Barnes, apprised later of Hutchinson's comments, said he was surprised and defended his campaign.
Hutchinson would not say whom he prefers between the other two Democratic contenders for the Senate seat, Gov. Harry Hughes and the acknowledged front-runner, Rep. Barbara A. Mikulski of Baltimore, whose popularity he said he originally had underestimated. His belated recognition of Mikulski's strength, even in his home base, came after months of campaigning and an expensive television campaign and led to his decision to drop out of the race, he said, adding that "It is hard for me to determine . . . how Barbara Mikulski can lose this race."
Hutchinson, whose pointed criticisms of his rivals became an early and somewhat controversial feature of his eight-month campaign, blunted some of his barbs today.
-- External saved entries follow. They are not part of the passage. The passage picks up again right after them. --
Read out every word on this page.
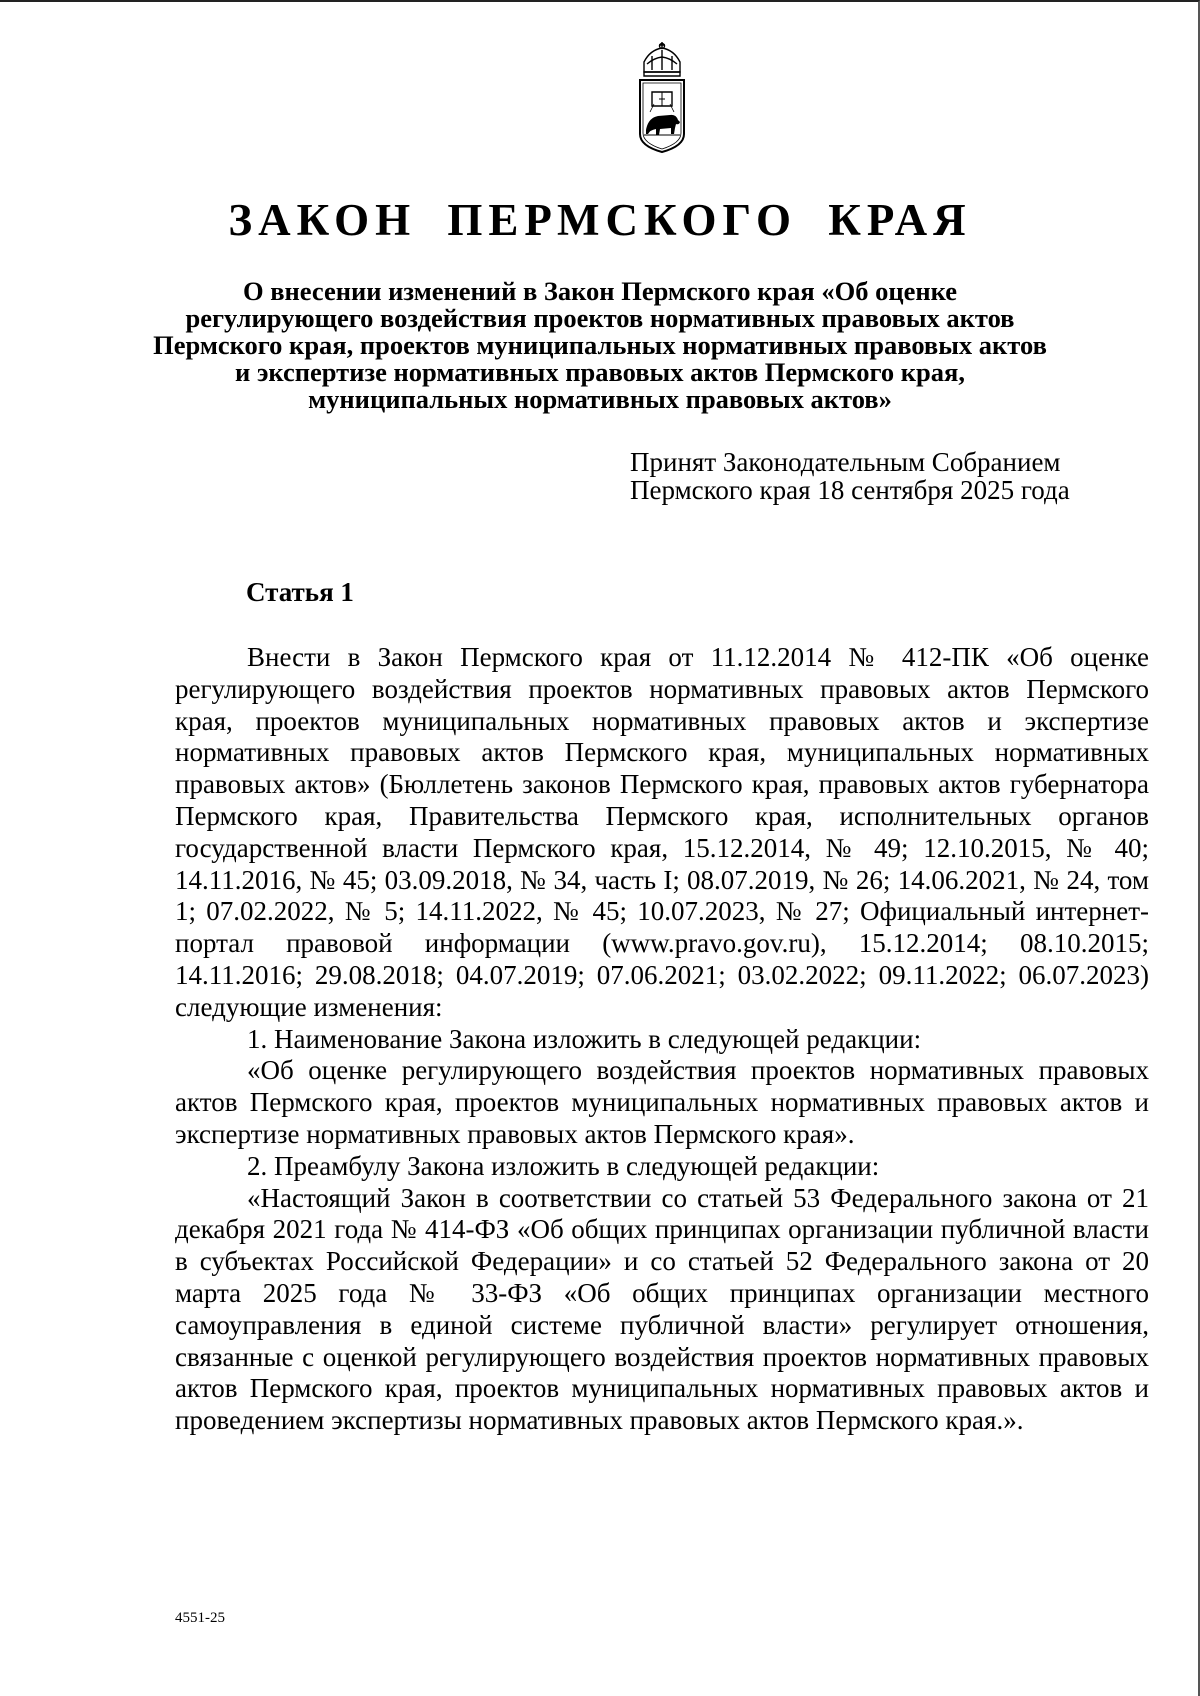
ЗАКОН ПЕРМСКОГО КРАЯ
О внесении изменений в Закон Пермского края «Об оценке
регулирующего воздействия проектов нормативных правовых актов
Пермского края, проектов муниципальных нормативных правовых актов
и экспертизе нормативных правовых актов Пермского края,
муниципальных нормативных правовых актов»
Принят Законодательным Собранием
Пермского края 18 сентября 2025 года
Статья 1

Внести в Закон Пермского края от 11.12.2014 № 412-ПК «Об оценке регулирующего воздействия проектов нормативных правовых актов Пермского края, проектов муниципальных нормативных правовых актов и экспертизе нормативных правовых актов Пермского края, муниципальных нормативных правовых актов» (Бюллетень законов Пермского края, правовых актов губернатора Пермского края, Правительства Пермского края, исполнительных органов государственной власти Пермского края, 15.12.2014, № 49; 12.10.2015, № 40; 14.11.2016, № 45; 03.09.2018, № 34, часть I; 08.07.2019, № 26; 14.06.2021, № 24, том 1; 07.02.2022, № 5; 14.11.2022, № 45; 10.07.2023, № 27; Официальный интернет-портал правовой информации (www.pravo.gov.ru), 15.12.2014; 08.10.2015; 14.11.2016; 29.08.2018; 04.07.2019; 07.06.2021; 03.02.2022; 09.11.2022; 06.07.2023) следующие изменения:

1. Наименование Закона изложить в следующей редакции:

«Об оценке регулирующего воздействия проектов нормативных правовых актов Пермского края, проектов муниципальных нормативных правовых актов и экспертизе нормативных правовых актов Пермского края».

2. Преамбулу Закона изложить в следующей редакции:

«Настоящий Закон в соответствии со статьей 53 Федерального закона от 21 декабря 2021 года № 414-ФЗ «Об общих принципах организации публичной власти в субъектах Российской Федерации» и со статьей 52 Федерального закона от 20 марта 2025 года № 33-ФЗ «Об общих принципах организации местного самоуправления в единой системе публичной власти» регулирует отношения, связанные с оценкой регулирующего воздействия проектов нормативных правовых актов Пермского края, проектов муниципальных нормативных правовых актов и проведением экспертизы нормативных правовых актов Пермского края.».

4551-25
He called Hughes, whom he had earlier characterized as "finished" politically, "a friend" who has "served the people of the state well."
But today's attack on Barnes, a Montgomery County lawyer first elected to the Congress in 1978, was one of the most blistering of the campaign. It stemmed from two things, Hutchinson said:
"At the very first debate I had with Congressman Barnes in Prince George's County, comments were, 'It's time Montgomery or Prince George's elected a senator. Baltimore doesn't need everything.' " It's quite clearly trying to create a division along geographic lines. I also think he is trying to create a divisive situation racially in this state by attacking Barbara Mikulski's vote on tuition tax credits . . . which is an unfair and unwarranted attack."
The latter reference was to Barnes' decision to highlight several of Mikulski's votes in an effort to chip away at her support in the Baltimore area, particularly among blacks. Barnes has made special efforts to highlight Mikulski's votes for amendments that would have helped private and, in some instances, segregated schools, a tactic Mikulski has angrily called "a smear campaign."
Today Barnes, saying he was surprised at Hutchinson's "misunderstanding" of his campaign, defended himself on both counts.
"I think the reality is that my campaign offers an appeal to help unite the state. If I am elected I will be the first statewide oficial elected from the Washington suburbs since 1913," Barnes said, noting that all other candidates from top state offices are from Baltimore. "I've just made the point that we can help pull our state together by bringing broader representation. I haven't seen that as being a divisive argument.
"Secondly, on the issue of racial divisiveness, my campaign has been one that has worked to unite the state . . . . I am reaching out to include all the people of Maryland." He cited as evidence his selection of a black campaign manager.
Asked if Hutchinson's comments would hurt his campaign in Baltimore County, Barnes paused and said, "We'll see. But I think people are fair-minded and will make their own judgment."